At the beginning of the 1870s he traveled through Switzerland, Italy and France with his painter friend Bastert. Normandy and Brittany in particular held a great attraction for them. Bastert would later describe this period in which the two painters influenced and stimulated each other as 'a great enjoyment'. Between 1878 and 1882, Poggenbeek and Bastert lived and worked together in Amsterdam in Poggenbeek's studio near the Oosterpark. In 1881 the friends bought a house together in Breukelen, where they lived and worked for a few months a year. Only then did Poggenbeek take up painting seriously. The river Vecht inspired him, but he also captured the nearby Dutch peat bog landscape with ducks along the ditches and cattle on the river banks.
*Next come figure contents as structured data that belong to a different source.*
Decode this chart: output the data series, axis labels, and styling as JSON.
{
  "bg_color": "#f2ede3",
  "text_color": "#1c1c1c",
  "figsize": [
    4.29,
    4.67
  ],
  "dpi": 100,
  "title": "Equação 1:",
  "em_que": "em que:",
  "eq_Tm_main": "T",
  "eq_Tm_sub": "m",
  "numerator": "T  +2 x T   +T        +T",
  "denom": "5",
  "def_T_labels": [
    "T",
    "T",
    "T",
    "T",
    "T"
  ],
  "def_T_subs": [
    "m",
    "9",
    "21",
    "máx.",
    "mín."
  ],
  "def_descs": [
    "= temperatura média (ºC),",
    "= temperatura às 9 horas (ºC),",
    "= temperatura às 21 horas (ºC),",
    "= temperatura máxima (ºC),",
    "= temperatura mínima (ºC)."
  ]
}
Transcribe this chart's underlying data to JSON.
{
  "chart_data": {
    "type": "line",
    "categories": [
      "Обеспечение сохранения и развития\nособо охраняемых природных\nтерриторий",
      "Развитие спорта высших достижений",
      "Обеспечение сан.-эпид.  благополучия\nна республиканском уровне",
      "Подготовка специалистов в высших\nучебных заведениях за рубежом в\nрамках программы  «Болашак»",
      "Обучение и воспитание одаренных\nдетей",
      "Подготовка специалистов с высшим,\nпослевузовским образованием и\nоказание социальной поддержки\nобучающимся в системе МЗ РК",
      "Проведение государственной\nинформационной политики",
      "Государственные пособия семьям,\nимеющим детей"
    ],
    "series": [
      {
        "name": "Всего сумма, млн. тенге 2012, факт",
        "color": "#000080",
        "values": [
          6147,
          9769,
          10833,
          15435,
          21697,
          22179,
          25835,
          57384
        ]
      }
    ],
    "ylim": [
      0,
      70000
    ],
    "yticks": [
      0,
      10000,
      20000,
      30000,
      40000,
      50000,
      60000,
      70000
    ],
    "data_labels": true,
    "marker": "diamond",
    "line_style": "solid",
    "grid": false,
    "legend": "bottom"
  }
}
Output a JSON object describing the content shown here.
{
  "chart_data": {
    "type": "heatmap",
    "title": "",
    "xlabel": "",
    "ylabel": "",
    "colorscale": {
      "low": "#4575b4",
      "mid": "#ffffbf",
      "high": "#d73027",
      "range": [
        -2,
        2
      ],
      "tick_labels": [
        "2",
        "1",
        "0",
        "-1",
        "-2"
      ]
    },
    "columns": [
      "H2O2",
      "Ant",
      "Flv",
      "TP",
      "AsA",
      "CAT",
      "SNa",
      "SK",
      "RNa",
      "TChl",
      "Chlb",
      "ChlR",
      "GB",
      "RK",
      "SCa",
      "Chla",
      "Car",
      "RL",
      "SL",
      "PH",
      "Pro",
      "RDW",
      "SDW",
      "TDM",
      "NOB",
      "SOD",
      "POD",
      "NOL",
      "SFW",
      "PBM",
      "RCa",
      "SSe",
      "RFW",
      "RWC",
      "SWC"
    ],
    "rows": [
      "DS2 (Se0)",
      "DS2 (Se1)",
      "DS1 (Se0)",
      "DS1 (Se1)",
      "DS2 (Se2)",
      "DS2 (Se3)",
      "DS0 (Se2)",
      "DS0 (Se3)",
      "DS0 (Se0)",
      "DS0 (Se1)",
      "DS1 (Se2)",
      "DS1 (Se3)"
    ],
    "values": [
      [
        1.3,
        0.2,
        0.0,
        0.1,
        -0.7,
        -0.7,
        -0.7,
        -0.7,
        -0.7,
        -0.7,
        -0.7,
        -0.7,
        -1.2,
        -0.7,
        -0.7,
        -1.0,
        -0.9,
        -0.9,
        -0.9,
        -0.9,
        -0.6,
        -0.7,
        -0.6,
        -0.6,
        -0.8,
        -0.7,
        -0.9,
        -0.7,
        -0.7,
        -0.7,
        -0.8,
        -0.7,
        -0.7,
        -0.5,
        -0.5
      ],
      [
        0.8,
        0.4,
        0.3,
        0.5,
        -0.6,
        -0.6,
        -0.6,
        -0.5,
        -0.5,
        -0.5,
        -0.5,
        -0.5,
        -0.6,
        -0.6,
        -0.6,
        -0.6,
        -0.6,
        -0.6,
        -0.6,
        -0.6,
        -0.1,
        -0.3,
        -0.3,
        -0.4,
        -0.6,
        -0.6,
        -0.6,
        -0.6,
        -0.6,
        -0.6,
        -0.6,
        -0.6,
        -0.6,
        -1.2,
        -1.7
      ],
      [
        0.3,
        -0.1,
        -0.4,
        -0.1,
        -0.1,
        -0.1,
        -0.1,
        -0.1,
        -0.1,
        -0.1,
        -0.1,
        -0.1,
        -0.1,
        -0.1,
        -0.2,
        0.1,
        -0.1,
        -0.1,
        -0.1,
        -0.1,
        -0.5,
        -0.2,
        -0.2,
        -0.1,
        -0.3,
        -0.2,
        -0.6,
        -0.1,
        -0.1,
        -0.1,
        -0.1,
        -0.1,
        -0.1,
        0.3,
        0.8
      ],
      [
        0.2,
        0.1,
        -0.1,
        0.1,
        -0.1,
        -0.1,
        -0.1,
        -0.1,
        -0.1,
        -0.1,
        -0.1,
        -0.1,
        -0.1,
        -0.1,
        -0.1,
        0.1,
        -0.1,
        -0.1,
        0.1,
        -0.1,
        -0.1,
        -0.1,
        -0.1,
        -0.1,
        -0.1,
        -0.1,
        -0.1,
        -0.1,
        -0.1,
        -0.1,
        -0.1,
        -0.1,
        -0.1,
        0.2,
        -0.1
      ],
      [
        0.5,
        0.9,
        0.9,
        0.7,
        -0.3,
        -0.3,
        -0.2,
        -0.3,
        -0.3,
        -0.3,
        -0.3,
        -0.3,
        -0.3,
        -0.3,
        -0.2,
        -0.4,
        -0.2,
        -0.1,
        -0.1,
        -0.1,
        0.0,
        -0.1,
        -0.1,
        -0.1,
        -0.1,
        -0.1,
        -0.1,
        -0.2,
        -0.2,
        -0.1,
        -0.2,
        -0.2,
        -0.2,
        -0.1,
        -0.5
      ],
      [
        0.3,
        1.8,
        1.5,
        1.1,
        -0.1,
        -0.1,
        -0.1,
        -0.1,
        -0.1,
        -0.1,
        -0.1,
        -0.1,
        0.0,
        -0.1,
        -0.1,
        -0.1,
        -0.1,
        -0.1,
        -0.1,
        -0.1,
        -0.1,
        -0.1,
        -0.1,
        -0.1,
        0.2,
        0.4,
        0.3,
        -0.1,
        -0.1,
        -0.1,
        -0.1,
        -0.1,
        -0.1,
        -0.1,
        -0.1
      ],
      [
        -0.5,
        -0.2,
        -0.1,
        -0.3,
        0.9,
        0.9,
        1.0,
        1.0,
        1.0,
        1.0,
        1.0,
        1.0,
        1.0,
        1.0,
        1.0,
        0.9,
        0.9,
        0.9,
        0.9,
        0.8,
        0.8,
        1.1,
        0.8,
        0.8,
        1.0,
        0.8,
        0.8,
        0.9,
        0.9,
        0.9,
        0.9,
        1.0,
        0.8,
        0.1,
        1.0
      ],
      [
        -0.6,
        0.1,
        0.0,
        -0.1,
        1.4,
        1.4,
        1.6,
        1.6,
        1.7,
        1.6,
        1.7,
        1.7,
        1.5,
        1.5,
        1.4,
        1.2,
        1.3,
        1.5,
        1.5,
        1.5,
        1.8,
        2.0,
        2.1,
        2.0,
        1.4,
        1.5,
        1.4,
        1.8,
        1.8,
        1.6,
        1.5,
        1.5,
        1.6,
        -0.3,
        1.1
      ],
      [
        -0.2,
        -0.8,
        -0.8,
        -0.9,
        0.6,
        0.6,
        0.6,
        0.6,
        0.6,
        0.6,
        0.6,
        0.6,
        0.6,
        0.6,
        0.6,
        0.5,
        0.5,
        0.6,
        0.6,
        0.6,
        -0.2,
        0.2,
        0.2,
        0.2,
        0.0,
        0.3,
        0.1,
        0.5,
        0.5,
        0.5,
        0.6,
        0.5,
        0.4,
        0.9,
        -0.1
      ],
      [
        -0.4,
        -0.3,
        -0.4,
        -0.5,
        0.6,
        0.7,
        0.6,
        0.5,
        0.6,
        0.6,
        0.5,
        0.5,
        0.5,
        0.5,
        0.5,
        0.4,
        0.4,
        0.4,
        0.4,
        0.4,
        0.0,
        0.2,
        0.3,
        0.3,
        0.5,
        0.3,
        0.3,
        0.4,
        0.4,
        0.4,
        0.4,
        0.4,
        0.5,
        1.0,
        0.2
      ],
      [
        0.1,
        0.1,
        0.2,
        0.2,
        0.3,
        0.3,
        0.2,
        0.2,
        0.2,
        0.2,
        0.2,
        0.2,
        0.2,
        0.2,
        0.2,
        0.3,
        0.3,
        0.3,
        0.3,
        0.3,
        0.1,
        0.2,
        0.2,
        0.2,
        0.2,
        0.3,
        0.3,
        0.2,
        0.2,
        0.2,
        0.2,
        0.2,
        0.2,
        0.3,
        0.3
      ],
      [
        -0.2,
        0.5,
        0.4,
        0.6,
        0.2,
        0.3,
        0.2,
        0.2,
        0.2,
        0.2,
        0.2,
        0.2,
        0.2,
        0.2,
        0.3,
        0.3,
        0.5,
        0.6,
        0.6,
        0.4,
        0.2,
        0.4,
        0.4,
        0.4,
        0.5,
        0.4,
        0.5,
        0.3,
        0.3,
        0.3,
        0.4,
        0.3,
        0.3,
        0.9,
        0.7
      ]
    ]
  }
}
Poggenbeek is counted among the late flowering of the Hague School. His work is often compared to that of Willem Maris because both often chose ducks and calves under willows as subjects. In 1886, when Poggenbeek stayed with Mauve in Laren for three months, they had gotten to know and appreciate each other well during walks in nature. In their work they shared a blond and moody basic tone, enhanced with a bright green colour. However, the cityscapes that Poggenbeek painted in Amsterdam were very reminiscent of George Breitner's style.
Poggenbeek was an extremely modest, friendly and engaging person. He won medals at exhibitions in Paris (1894), Chicago (1895) and Berlin (1895). He died in 1903 at the age of 49. His work can be found in the Rijksmuseum in Amsterdam and the Gemeentemuseum in The Hague, but also in numerous collections of institutions.